Well, I guess here we have a typical "clash of civilizations" between mathematicians and physicists :-)).
Strictly speaking you are right: So far there is no example for a real-world relativistic QFT of interacting particles that could be strictly formulated in terms of mathematical rigor. Nevertheless relativistic QFT, as used in its perturbative setup to calculate S-matrix elements (cross sections) is a pretty successful theory.
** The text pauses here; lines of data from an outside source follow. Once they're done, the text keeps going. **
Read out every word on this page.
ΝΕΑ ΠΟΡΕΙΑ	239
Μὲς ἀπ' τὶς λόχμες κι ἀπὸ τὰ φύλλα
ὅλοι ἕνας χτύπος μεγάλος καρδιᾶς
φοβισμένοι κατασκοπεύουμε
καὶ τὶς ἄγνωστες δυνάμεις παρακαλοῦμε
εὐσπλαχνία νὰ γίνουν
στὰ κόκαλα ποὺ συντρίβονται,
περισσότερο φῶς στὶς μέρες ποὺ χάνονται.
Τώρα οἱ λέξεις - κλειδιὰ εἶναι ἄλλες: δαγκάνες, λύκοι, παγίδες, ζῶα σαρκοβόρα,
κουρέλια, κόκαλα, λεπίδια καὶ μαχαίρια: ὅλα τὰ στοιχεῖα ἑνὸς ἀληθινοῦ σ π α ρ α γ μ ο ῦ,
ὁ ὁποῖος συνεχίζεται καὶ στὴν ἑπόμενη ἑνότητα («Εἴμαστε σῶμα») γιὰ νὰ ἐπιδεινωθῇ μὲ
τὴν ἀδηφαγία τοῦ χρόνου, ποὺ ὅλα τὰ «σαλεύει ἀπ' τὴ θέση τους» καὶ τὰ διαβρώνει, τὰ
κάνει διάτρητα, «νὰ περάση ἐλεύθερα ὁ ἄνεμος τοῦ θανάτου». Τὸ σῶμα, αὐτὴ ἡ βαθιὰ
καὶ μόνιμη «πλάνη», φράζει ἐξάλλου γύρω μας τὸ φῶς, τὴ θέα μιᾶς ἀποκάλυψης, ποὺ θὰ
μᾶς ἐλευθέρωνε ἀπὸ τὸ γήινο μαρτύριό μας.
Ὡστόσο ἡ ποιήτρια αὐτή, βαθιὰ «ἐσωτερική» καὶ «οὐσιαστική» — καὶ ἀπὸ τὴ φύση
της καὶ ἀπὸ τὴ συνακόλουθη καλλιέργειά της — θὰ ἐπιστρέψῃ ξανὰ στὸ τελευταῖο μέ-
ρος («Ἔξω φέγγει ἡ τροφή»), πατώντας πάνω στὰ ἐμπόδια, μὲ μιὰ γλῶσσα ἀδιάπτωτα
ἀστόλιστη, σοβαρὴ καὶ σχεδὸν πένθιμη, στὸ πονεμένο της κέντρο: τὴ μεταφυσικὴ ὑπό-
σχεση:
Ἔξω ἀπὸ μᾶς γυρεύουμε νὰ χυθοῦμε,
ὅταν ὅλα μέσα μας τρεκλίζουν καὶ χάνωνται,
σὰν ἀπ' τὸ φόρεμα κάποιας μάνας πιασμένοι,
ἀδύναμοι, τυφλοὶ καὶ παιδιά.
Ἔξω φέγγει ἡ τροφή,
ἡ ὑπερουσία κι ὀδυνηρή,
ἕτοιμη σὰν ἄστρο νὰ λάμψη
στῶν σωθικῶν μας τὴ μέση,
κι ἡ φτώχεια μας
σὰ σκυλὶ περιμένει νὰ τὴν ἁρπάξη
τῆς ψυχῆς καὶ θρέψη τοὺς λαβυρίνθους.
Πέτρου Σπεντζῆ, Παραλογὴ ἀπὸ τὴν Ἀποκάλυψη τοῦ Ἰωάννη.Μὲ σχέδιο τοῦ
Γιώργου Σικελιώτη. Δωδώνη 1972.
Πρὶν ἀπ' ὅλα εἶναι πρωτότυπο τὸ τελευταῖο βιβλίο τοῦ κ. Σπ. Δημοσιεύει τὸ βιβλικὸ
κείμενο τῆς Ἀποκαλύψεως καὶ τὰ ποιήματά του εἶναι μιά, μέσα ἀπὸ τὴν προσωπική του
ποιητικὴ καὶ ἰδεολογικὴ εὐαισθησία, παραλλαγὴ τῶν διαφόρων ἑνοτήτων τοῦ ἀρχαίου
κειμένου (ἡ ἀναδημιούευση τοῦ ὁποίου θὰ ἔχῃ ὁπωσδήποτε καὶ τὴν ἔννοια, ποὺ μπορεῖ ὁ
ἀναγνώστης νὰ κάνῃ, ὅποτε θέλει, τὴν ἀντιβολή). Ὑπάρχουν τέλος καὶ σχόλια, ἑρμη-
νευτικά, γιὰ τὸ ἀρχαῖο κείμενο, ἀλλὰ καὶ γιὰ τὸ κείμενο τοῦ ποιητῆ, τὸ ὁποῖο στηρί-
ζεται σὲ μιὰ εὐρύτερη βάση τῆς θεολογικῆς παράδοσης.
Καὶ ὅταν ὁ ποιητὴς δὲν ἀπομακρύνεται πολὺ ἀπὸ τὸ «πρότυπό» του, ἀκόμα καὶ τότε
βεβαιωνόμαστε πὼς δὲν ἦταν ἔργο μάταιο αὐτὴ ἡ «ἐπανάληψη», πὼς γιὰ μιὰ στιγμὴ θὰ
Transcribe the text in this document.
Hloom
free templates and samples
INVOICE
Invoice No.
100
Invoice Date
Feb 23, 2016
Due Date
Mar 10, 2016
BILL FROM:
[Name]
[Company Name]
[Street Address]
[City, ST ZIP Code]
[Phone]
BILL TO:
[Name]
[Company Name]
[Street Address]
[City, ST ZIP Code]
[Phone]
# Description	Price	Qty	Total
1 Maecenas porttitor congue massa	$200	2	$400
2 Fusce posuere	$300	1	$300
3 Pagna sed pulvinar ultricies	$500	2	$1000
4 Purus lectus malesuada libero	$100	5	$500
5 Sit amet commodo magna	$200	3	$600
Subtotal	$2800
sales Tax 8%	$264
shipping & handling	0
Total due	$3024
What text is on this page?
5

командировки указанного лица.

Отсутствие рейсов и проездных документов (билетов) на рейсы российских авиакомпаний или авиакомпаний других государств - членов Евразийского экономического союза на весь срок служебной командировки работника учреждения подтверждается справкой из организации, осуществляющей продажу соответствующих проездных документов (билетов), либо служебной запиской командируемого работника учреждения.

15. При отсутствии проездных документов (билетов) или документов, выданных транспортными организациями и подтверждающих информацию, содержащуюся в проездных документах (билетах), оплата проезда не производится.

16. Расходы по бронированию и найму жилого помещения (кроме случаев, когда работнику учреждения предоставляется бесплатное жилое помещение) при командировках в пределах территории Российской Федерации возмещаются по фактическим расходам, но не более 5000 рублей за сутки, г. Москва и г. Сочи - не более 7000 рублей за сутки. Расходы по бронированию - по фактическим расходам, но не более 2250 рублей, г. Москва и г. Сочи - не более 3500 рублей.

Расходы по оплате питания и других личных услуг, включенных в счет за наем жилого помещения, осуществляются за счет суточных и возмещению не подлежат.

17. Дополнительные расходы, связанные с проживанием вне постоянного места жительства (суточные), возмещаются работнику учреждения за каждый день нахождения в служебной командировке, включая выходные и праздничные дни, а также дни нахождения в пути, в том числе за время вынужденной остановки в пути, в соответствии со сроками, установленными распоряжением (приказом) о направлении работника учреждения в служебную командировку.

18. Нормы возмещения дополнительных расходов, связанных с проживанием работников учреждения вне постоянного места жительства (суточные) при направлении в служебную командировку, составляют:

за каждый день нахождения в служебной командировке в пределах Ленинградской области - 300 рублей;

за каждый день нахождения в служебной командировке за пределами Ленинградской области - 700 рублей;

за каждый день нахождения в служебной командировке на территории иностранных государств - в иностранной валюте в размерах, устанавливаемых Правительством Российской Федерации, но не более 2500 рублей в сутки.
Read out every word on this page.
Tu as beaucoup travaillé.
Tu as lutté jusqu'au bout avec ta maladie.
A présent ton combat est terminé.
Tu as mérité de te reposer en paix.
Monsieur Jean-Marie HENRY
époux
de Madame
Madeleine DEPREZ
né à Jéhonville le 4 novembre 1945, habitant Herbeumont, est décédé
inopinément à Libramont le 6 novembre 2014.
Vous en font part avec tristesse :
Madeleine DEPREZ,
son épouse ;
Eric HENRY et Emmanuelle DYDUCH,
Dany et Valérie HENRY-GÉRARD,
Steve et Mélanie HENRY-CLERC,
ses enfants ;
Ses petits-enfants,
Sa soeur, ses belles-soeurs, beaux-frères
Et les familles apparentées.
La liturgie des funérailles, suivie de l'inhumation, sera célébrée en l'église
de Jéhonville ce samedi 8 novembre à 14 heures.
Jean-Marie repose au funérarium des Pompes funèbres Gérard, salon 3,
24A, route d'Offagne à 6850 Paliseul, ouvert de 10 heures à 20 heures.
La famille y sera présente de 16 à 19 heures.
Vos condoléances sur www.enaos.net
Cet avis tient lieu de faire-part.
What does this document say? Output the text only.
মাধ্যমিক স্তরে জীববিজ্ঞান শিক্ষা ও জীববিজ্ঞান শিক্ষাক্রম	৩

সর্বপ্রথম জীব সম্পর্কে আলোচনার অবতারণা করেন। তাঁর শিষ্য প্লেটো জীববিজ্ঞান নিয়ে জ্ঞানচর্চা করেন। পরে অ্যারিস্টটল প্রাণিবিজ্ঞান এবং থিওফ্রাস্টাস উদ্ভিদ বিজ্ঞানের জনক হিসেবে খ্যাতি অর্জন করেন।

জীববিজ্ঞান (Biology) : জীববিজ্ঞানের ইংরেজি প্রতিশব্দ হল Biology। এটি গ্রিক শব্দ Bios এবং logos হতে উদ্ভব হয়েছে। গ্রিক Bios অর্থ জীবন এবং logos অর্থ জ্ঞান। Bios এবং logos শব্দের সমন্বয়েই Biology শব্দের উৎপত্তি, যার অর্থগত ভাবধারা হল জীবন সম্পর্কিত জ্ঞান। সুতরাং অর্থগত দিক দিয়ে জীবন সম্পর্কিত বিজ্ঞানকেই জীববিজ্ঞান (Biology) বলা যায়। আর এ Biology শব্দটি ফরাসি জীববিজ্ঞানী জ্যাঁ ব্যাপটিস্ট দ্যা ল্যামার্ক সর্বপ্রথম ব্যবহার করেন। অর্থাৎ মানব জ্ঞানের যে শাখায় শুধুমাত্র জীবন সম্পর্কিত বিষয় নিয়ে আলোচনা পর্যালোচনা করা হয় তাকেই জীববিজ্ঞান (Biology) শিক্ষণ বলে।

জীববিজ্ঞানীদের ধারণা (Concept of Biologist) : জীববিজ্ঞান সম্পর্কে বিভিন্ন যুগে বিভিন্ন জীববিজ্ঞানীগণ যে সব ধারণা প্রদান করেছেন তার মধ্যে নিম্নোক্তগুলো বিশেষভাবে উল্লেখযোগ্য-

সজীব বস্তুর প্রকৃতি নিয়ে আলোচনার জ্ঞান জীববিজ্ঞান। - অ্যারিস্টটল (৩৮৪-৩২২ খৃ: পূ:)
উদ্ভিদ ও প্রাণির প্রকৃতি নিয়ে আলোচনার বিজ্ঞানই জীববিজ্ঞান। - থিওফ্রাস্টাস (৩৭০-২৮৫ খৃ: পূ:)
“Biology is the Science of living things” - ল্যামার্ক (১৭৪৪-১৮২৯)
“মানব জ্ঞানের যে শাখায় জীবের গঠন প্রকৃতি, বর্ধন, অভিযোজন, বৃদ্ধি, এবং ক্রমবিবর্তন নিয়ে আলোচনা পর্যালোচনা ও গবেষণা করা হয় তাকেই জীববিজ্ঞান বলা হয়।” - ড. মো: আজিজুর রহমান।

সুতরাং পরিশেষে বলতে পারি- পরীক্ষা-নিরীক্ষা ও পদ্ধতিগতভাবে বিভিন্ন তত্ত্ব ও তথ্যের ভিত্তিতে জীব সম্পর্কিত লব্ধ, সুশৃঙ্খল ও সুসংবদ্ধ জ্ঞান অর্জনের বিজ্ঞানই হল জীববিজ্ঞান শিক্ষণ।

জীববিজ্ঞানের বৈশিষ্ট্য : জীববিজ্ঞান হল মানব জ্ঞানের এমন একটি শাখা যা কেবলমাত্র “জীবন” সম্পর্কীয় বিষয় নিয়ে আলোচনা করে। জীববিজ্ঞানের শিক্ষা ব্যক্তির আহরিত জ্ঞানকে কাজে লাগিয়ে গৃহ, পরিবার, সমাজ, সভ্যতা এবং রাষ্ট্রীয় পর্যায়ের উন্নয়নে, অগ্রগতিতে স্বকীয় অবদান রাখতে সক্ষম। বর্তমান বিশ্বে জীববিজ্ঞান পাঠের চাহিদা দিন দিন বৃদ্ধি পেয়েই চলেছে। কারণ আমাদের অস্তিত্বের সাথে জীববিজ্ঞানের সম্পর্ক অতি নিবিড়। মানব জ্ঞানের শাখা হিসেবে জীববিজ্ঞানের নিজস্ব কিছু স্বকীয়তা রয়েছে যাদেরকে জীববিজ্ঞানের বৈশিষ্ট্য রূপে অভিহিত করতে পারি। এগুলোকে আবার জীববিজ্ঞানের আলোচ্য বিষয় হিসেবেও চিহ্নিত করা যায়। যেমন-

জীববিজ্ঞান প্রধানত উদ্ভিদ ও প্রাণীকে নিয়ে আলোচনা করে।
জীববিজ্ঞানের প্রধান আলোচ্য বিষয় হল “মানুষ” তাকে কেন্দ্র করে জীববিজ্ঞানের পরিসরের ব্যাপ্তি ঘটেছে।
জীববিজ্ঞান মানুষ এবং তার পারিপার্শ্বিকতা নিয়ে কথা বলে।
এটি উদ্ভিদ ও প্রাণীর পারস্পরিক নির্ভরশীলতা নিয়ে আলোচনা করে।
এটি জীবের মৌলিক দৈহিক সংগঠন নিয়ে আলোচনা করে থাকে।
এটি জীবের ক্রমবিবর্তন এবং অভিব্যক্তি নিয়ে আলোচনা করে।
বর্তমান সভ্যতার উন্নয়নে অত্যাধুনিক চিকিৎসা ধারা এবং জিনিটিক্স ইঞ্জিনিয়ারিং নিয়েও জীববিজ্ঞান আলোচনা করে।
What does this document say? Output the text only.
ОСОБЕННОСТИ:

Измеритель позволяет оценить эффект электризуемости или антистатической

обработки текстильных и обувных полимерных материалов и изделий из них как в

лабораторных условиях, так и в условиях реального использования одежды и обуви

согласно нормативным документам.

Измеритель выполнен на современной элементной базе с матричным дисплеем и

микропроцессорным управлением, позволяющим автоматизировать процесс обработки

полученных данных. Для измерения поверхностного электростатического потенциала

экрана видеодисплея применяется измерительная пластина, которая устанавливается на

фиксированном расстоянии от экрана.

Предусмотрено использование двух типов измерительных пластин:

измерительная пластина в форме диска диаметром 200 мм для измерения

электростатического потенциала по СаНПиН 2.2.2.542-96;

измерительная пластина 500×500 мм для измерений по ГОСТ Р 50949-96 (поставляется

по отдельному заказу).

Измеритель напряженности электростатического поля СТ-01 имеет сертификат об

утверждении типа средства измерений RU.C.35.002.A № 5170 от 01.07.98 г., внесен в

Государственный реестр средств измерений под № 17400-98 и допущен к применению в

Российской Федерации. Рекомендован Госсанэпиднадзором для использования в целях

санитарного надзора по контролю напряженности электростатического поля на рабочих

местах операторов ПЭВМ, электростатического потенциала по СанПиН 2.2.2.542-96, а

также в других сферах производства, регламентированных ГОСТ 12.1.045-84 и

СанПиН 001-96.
Also I don't see, what divergent series have to do with the original question. As was already pointed out in this thread the definition of the operator is best established in momentum representation
\tilde{\psi}(\vec{p}) \mapsto \sqrt{1+\vec{p}^2} \tilde{\psi}(\vec{p}).
There is no need to expand this in a power series of \vec{p}^2.
The issue in relativistic field theory is that causality has a more restrictive meaning than in non-relativistic field theory: In the former case there must not be "faster-than-light propagation", i.e., a signal must always propagate with a speed less than the speed of light, i.e., the time evolution of a wave packet with compact support in space at an initial time must always give a wave packet with compact spatial support at any later time.
At the same time, the energy should be bounded from below. From that idea, one comes to the idea to investigate the non-local wave equation
\mathrm{i} \partial_t \phi(t,\vec{x}) = \sqrt{1-\vec{\nabla}^2} \phi(t,\vec{x}),
interpreting the operator on the right-hand side as the Hamilton operator for a non-interacting spin-less particle of mass m=1.
As emphasized above the operator is better defined in momentum space, and in momentum space the equation reads
\mathrm{i} \partial_t \tilde{\phi}(t,\vec{p})=\sqrt{1+\vec{p}^2} \tilde{\phi}(t,\vec{p}).
This implies
\tilde{\phi}(t,\vec{p})=\exp(-\mathrm{i} \omega_p t) \tilde{\phi}_0(\vec{p}).
In spatial representation this means
\phi(t,\vec{x})=\int_{\mathbb{R}^3} \mathrm{d}^3 \vec{x}' U(t,\vec{x}-\vec{x}') \phi_0(\vec{x}')
with
U(t,\vec{y})=\int_{\mathbb{R}^3} \frac{\mathrm{d}^3 \vec{p}}{(2 \pi)^3} \exp(-\mathrm{i} \sqrt{1+\vec{p}^2}) \exp(\mathrm{i} \vec{p} \cdot \vec{y}).
It can be easily shown that this does not vanish for space-like arguments. For \vec{y}^2 \gg t^2 we can estimate the integral with the stationary-phase method giving
U(t,\vec{y}) \propto \exp[-\sqrt{\vec{y}^2-t^2}],
which is small but nowhere 0.
This means that parts of the wave propagate faster than the speed of light, and this violates causality in a relativistic framework. The only known solution within local relativistic QFT is to introduce creation operators in addition to annihilation in the mode decomposition of the Klein-Gordon field, i.e., to introduce anti-particles into the game to fulfill the boundedness of energy and causality at the same time. See Weinberg, The Quantum Theory of Fields, Vol. I for further details.